Consider what the value of $110 billion profit on $187 billion in sales is as an annuity over 30 years. Discounted at 8% per annum, this is worth $1238.36 billions. Boeing is worth $193 billions, Lockheed $85.3 billions. Northrop Grumman $54.7 billions.
Musk could then upgrade the satellite network, to expand demand for broadband services and capture greater market share.

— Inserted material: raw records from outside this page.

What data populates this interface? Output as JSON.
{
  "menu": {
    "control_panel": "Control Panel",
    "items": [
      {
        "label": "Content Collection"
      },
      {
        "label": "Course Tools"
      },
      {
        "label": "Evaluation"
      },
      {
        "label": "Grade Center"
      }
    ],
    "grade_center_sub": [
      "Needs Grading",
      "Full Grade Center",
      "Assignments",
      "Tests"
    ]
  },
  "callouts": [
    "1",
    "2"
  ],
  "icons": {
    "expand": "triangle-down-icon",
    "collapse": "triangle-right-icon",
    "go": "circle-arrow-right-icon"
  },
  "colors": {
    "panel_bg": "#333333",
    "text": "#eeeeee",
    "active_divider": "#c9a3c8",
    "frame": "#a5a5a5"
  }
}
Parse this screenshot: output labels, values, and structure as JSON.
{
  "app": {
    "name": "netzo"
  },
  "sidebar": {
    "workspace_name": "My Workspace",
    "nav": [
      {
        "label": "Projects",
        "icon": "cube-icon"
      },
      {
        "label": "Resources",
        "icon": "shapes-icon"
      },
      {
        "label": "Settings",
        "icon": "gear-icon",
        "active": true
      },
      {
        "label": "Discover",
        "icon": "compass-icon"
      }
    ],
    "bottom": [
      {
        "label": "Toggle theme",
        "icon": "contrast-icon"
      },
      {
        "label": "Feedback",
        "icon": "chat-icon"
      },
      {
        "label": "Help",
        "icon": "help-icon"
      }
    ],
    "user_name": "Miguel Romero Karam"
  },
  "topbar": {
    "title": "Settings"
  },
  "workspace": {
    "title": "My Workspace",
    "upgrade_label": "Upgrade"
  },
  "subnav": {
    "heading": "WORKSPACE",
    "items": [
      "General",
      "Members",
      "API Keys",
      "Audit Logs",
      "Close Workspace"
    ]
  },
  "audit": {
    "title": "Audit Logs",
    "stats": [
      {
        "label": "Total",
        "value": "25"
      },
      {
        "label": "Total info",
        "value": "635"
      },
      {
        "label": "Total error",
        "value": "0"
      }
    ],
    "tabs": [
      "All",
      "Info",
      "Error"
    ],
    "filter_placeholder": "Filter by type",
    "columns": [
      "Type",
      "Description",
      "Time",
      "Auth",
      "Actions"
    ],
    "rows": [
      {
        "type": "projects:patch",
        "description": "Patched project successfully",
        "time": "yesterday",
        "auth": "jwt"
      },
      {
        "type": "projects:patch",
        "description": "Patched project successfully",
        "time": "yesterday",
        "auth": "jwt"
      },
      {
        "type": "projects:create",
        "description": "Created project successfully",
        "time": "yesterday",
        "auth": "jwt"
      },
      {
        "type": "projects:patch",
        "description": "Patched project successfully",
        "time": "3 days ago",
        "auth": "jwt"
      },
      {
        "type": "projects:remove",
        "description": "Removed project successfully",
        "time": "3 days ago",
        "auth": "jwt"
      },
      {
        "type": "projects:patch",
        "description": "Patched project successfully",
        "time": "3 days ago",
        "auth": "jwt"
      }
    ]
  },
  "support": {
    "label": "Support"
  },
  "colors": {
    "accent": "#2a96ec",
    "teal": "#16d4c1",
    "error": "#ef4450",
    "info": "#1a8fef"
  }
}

Musk could then develop solar power satellites that beam laser energy to Earth – and capture the $6400 billion per year energy markets.
This annuity discounted at 8% per year is worth $113,800 billions and can form the basis of a bank of issue to issue currency to support the development of Mars as a colony for long term human habitation.
This can all be done after the 4425 satellites are generating revenue, and before the first flight to Mars. Which has the support of the Trump Administration at least.
As the President said, ‘these rich guys’ will develop property on Mars. It will be the largest property development opportunity ever!
According to the World Wealth Report there are 175,000 people worth $100 million and more. So, if 4% of these people or 7,000 decide to spend $50 million on automated solar powered homesteads off world, this is $350 billion per year. They will of course hire others.
As prices drop, volume increases, and so do dollar amounts.